Employees depositing funds on the card pay no monthly fee and have one free ATM withdrawal a month, according to Dombroski. If they choose to use the paycheck-advance feature to access their funds ahead of their pay date, they pay the flat fee of $3 to $5. That compares to typical payday loan prices of $15 or $20 per $100 borrowed for two weeks.
"We anticipated probably six to nine [paycheck-advance] transactions a year per employee, and we're seeing more on the order of ten to twelve transactions," says Dombroski.
Businesses that contract with FlexWage are charged $1 to $2 per month per active employee, which covers card issuance and data management, he adds.
But going forward, one big challenge could be signing on additional companies.
"The hurdle is actually selling to companies. Companies need to see that there's value there, to pay their employees this way," says Gil Luria, a managing director with Wedbush Securities. "Once you've been selected by an employer … then you really don't have much competition for that employee, you just have to compel them to sign up for it."
And the larger the employer, the more bureaucratic red tape, adds David True, a former MasterCard (MA) executive and payments consultant.
"I think they've got a good angle on it, but the chief hang-up is going to be systems integration," True says.

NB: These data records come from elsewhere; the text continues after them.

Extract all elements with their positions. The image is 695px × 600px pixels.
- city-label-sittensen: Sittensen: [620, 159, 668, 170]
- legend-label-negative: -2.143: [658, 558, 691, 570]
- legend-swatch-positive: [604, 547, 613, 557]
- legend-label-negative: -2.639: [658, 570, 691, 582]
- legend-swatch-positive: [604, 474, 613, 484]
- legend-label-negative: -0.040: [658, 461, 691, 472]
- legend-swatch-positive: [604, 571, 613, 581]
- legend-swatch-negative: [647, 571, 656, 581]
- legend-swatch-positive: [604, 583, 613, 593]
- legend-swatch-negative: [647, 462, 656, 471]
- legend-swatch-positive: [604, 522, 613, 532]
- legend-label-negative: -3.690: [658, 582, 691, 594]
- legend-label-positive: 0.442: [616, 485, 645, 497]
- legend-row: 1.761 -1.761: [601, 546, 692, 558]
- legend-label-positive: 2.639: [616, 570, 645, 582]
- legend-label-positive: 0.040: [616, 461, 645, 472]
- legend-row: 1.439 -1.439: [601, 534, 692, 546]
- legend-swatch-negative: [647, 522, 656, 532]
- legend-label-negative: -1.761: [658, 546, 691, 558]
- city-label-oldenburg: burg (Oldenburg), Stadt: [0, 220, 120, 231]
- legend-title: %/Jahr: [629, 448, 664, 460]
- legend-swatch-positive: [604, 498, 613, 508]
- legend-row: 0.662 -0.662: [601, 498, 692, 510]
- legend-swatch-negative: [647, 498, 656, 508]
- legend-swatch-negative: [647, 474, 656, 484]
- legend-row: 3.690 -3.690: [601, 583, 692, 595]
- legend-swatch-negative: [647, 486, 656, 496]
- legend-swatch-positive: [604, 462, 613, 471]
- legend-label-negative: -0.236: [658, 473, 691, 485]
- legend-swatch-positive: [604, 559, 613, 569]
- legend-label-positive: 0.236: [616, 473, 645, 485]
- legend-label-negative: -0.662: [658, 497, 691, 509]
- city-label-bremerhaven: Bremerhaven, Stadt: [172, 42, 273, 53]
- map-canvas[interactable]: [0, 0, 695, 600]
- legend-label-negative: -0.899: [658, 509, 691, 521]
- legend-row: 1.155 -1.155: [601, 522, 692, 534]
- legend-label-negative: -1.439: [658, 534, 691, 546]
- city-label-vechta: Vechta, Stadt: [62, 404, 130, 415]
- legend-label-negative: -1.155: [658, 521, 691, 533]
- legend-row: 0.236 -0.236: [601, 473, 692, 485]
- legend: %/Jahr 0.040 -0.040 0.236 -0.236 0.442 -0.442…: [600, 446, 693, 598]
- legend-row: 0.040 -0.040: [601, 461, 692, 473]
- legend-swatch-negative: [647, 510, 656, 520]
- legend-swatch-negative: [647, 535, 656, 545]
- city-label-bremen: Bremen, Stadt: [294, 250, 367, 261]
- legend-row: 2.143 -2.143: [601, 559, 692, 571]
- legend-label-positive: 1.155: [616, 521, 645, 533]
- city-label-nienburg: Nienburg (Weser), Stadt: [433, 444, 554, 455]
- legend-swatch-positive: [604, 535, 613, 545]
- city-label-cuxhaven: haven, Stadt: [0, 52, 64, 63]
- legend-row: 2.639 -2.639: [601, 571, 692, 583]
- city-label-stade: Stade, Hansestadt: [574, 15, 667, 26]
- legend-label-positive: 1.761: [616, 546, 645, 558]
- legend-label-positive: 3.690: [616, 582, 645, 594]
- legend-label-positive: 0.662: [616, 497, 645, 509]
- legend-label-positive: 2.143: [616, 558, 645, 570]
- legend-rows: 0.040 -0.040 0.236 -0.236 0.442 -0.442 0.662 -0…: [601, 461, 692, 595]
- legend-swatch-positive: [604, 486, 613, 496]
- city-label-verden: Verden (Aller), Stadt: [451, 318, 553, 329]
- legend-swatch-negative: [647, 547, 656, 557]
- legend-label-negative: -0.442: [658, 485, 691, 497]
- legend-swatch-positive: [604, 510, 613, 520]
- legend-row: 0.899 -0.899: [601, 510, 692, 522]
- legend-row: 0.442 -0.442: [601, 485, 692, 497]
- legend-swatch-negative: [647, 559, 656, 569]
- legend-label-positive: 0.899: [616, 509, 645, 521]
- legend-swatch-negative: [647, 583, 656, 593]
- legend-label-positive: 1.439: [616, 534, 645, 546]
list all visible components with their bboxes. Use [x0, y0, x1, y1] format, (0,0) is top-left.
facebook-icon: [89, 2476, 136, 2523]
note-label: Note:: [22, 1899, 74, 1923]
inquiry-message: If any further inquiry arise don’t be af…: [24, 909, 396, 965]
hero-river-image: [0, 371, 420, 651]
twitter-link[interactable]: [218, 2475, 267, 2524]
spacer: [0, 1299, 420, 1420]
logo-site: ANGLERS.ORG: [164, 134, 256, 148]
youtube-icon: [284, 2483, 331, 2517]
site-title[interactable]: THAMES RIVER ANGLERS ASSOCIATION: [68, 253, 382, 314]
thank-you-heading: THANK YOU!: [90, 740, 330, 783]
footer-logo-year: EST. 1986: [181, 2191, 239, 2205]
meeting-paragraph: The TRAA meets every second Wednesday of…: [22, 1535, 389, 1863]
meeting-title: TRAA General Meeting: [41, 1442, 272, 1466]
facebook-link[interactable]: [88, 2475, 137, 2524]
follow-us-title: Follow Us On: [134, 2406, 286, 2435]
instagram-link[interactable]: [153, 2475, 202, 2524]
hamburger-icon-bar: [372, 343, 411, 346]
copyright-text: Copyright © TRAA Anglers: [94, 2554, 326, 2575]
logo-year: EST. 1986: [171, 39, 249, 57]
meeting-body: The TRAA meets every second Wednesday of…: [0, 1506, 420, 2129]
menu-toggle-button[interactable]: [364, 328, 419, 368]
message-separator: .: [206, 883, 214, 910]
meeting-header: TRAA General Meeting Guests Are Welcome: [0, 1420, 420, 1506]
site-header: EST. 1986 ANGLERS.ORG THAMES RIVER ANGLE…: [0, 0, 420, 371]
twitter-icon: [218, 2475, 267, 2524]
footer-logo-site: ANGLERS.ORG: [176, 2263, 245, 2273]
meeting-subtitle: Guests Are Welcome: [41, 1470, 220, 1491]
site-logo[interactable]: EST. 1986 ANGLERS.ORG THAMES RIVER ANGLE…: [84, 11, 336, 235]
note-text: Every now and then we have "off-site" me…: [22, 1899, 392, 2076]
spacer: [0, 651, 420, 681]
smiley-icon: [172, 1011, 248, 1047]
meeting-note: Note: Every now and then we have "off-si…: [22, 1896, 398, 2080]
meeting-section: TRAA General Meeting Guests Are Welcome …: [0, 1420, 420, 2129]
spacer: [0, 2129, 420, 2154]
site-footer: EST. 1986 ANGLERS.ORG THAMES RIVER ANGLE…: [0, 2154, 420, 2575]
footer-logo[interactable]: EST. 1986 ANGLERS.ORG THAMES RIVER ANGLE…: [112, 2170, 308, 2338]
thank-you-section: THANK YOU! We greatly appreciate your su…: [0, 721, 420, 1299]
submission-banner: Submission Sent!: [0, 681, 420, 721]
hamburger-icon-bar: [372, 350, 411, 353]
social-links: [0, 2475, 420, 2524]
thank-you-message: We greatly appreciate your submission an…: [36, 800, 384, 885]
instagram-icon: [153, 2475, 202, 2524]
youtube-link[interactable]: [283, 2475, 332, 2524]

"Selling to an employer, that can be dangerously hard," he adds. "With any company of size, the bureaucracy builds up, so if you want to do an integration with the system," it could take could months, even years, to prioritize implementation of such a program.
Dombroski says that his existing clients are hoping that the FlexWage cards could help reduce turnover, a critical problem in many industries with hourly wage workers.
Turnover "is one of the key reasons that our early adopters have chosen to roll the product out. They believe it will drive satisfaction and retention," he says.
But getting employees to use the product could be another hurdle, says True. While people without bank accounts have started using prepaid cards instead, others still prefer the simplicity and anonymity of using cash and paying check-cashers as needed.
"How much is the ability to get an advance on your pay going to outweigh having the fondness for a check?" True says.